Was Sie tun sollten, wenn Sie einen solchen Anruf erhalten
Bleiben Sie ruhig und lassen Sie sich nicht zu einer sofortigen Entscheidung drängen. Legen Sie auf, wenn Ihnen etwas merkwürdig vorkommt, und rufen Sie die betreffende Behörde über eine offiziell veröffentlichte Nummer zurück, nicht über eine Nummer, die Ihnen der Anrufer selbst genannt hat. Geben Sie am Telefon keine persönlichen oder finanziellen Daten preis, solange Sie die Identität des Anrufers nicht unabhängig überprüft haben. Zahlen Sie niemals unter Druck, insbesondere nicht per Gutscheinkarte oder Sofortüberweisung. Wenn Sie unsicher sind, sprechen Sie mit einer Vertrauensperson oder informieren Sie sich bei dieser Dienstleistung über die anrufende Nummer, bevor Sie reagieren.
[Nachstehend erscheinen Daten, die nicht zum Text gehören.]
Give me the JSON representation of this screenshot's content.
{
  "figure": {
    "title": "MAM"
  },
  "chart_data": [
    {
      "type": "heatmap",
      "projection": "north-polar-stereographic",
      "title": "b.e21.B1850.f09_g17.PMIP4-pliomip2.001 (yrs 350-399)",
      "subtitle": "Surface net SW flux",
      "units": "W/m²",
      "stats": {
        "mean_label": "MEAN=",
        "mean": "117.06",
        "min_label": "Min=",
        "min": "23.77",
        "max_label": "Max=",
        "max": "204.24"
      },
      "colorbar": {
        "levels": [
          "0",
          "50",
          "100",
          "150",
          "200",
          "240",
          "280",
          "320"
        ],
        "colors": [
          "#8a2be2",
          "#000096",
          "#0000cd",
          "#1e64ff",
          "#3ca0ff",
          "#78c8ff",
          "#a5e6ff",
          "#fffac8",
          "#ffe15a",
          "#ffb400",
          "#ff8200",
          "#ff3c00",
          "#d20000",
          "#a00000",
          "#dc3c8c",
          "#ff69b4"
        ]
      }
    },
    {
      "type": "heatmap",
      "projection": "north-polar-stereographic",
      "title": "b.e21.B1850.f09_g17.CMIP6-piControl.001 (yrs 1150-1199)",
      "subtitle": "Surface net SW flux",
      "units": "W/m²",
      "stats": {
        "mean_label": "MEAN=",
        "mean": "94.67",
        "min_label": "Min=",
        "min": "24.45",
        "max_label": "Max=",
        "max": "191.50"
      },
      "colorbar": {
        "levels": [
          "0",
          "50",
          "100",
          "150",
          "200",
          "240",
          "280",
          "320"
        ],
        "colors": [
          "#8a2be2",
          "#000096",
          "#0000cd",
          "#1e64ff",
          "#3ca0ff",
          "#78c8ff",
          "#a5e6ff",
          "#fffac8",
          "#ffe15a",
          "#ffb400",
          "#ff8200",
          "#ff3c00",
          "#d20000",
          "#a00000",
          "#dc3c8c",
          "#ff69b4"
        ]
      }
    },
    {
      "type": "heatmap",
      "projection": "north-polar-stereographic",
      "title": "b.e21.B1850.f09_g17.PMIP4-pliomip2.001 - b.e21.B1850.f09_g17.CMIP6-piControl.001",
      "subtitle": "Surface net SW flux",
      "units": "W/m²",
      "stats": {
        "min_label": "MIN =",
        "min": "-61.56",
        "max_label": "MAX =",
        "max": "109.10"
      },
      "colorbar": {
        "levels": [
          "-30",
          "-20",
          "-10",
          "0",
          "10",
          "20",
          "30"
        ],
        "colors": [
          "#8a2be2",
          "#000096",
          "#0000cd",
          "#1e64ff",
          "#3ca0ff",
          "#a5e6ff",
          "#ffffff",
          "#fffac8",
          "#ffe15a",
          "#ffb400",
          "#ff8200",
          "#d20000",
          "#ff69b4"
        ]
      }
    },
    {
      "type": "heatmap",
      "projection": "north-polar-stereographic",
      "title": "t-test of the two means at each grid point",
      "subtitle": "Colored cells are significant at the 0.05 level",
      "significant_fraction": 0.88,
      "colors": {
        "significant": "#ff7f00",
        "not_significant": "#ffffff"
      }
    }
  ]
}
Wenn Sie bereits reagiert haben
Sollten Sie bereits Geld überwiesen oder Daten weitergegeben haben, handeln Sie zügig. Kontaktieren Sie Ihre Bank über die Nummer auf Ihrer Karte oder Ihrem Kontoauszug und schildern Sie den Vorfall, damit mögliche Transaktionen gestoppt oder gemeldet werden können. Ändern Sie Passwörter, falls Zugangsdaten betroffen sein könnten, und beobachten Sie Ihre Konten auf ungewöhnliche Aktivitäten. Melden Sie den Vorfall bei Ihrer nationalen Verbraucherschutz- oder Betrugsbekämpfungsstelle sowie bei der Polizei vor Ort. Schämen Sie sich nicht – diese Betrugsmasche ist professionell aufgebaut und funktioniert gezielt durch psychologischen Druck.
So nehmen echte Behörden tatsächlich Kontakt auf
Finanzämter, Polizei und Gerichte kommunizieren wichtige Angelegenheiten üblicherweise schriftlich, per offiziellem Brief oder Bescheid mit Absender, Aktenzeichen und Kontaktmöglichkeit zur Rückfrage. Persönliche Vorladungen erfolgen ebenfalls schriftlich, mit ausreichend Vorlauf und der Möglichkeit, sich rechtlich beraten zu lassen. Ein Anruf allein begründet keine sofortige Zahlungspflicht, und es gibt immer einen offiziellen, nachvollziehbaren Weg, eine Behauptung zu überprüfen, etwa über die auf der offiziellen Website veröffentlichte Telefonnummer.
Zum Schluss
Der wirksamste Schutz ist, sich Zeit zu nehmen. Wer bei einem bedrohlich klingenden Anruf innehält, auflegt und die Angelegenheit über einen unabhängig verifizierten Weg prüft, entzieht Betrügern ihr wichtigstes Werkzeug: die Eile. Teilen Sie diese Hinweise auch mit älteren Angehörigen oder weniger technikaffinen Familienmitgliedern, da diese Masche häufig gezielt auf sie abzielt.